In this context, Gupta adds that the capital-intensive nature
of the business is why Indian companies do not have a large presence
in the bio-tech sector.
THE STARTERS |
ReliPlasma
WHAT IS IT: India's first and only virus-inactivated
plasma
USE: Multiple clotting factor deficiency (Used for
patients with deficiency of factors that are responsible for
clotting of blood)
ADVANTAGES
» Safety:
No risk of HIV or Hepatitis B/C transmission
Indigenously manufactured in World Health Organization (WHO)

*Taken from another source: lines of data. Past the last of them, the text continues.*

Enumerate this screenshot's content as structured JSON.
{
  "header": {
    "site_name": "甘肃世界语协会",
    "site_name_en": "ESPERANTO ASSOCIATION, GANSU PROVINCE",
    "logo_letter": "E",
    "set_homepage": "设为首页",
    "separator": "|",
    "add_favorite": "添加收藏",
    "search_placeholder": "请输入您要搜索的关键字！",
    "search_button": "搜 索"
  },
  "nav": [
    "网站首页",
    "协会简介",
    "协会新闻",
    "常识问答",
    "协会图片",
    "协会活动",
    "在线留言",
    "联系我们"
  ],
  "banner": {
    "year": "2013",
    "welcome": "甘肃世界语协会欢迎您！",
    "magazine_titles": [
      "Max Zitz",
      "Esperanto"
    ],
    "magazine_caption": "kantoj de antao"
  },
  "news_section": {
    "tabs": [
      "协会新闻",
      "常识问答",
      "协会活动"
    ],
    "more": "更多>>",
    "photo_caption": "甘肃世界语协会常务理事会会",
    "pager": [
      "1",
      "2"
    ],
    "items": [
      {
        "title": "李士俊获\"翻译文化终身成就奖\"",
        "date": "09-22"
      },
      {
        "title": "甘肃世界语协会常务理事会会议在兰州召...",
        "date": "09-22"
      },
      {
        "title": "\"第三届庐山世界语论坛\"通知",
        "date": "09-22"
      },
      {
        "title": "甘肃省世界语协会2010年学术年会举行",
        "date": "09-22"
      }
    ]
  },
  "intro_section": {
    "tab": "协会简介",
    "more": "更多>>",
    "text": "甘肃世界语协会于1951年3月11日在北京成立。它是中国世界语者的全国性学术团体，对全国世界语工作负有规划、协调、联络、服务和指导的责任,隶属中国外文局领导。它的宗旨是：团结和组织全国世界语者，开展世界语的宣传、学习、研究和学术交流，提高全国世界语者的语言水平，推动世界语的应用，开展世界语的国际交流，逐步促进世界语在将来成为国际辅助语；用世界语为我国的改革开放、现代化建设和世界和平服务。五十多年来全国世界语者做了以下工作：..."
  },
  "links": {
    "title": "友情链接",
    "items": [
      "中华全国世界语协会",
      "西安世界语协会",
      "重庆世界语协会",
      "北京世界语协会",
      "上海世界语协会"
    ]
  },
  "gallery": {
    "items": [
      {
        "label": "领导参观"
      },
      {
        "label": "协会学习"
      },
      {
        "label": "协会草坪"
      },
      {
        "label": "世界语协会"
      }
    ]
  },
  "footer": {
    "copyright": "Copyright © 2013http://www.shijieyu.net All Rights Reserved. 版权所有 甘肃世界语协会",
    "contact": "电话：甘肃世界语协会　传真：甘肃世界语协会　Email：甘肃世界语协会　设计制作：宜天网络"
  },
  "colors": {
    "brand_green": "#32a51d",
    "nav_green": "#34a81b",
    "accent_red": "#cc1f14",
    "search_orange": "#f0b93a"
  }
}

GMP (good manufacturing practices) approved facility
ReliSeal
WHAT IS IT: Haemostatic agent and biological glue
for effective sealing during surgery
USE: To arrest capillary bleeding as well as act
as a biological glue during neurosurgeries, plastic surgeries,
cancer surgeries and orthopedic surgeries
ADVANTAGES
» Reduces
post-operative bleeding and complications
» Shortens
hospital stay
» Allows
for faster healing of wounds
AlbuRel
WHAT IS IT: Human Normal Albumin
USE: It helps maintain fluid volumes in the body
and is used in patients with burns, liver cirrhosis of liver,
sepsis and patients who have undergone major surgeries
ADVANTAGES
» Indigenously
manufactured albumin in WHO GMP approved facility; this
results in lower costs and easier availability
ImmunoRel
WHAT IS IT: Normal Immunoglobulin
USE: This is used for patients with immune deficiencies,
some types of cancers and to treat HIV infection in paediatric
patients
ADVANTAGES
» Indigenously
manufactured in WHO GMP approved facility; this results
in lower costs and easier availability
HemoRel-ATM
WHAT IS IT: Dried Factor VIII (an anti-hemolytic
factor)
USE: For patients with haemophilia who have deficiency
of Factor-VIII which is responsible for the clotting of
blood
ADVANTAGES
» The
only indigenously manufactured Factor VIII
» Uninterrupted
availability of product is assured which is a critical factor
in the management of haemophiliac patients
|
There are, of course, a couple of areas of
concern. The most important of these is people; getting the right
people is a major issue here, as in many other industries. The
issue is trickier here since biotech has space mostly for those
only at the top end of the education scale. But Reliance is looking
in the right places. "There is a lot of talent in government
laboratories," says Palnitkar.
Then, there is the competition from global
biggies with much deeper pockets and more experience than Reliance.
Little wonder then that RLS is alive to the need to constantly
innovate and reinvent itself. "Most of what we have done
so far has not been tried before by anybody. In that sense, there
are no precedents," explains Dhargalkar. RLS' approach is
completely driven by innovation in key areas like research, competency
development and people-related best practices. The goal? "What
will make us happy is when a patient comes to us with leukemia
or any other disease and we tell him that we have an answer for
it," says Viswanathan. "Over the next 2-3 years, we
will have more products in the market, scale up our initiatives
and globalise these initiatives," says Subramaniam. And given
Ambani's penchant for global scales, acquisitions remain a distinct
possibility.
The way forward looks exciting. Everyone
in the company points out that it will have to keep the engine
of innovation going, develop competencies in its areas of specialisation,
achieve sustained profitability quickly and, finally, adopt the
path of globalisation. When Ambani addressed his shareholders
last year, he had spoken of Reliance Industries' plans to incubate,
through life sciences, an innovation-driven bio-technology business
and said: "RIL will strive to help India make a global mark
in life sciences." Life sciences, according to him, will
bring to the table advantages like stable cash flows, build strong
services-based revenues and fashion a knowledge-driven business.
Ambani has never been known to think small and every project he
has been involved with has been driven by the larger vision of
making it a huge business over time. RLS is still in its early
phase and it is highly likely that Ambani's vision for the company
could just see it entering a different growth trajectory. The
world is watching this phase closely.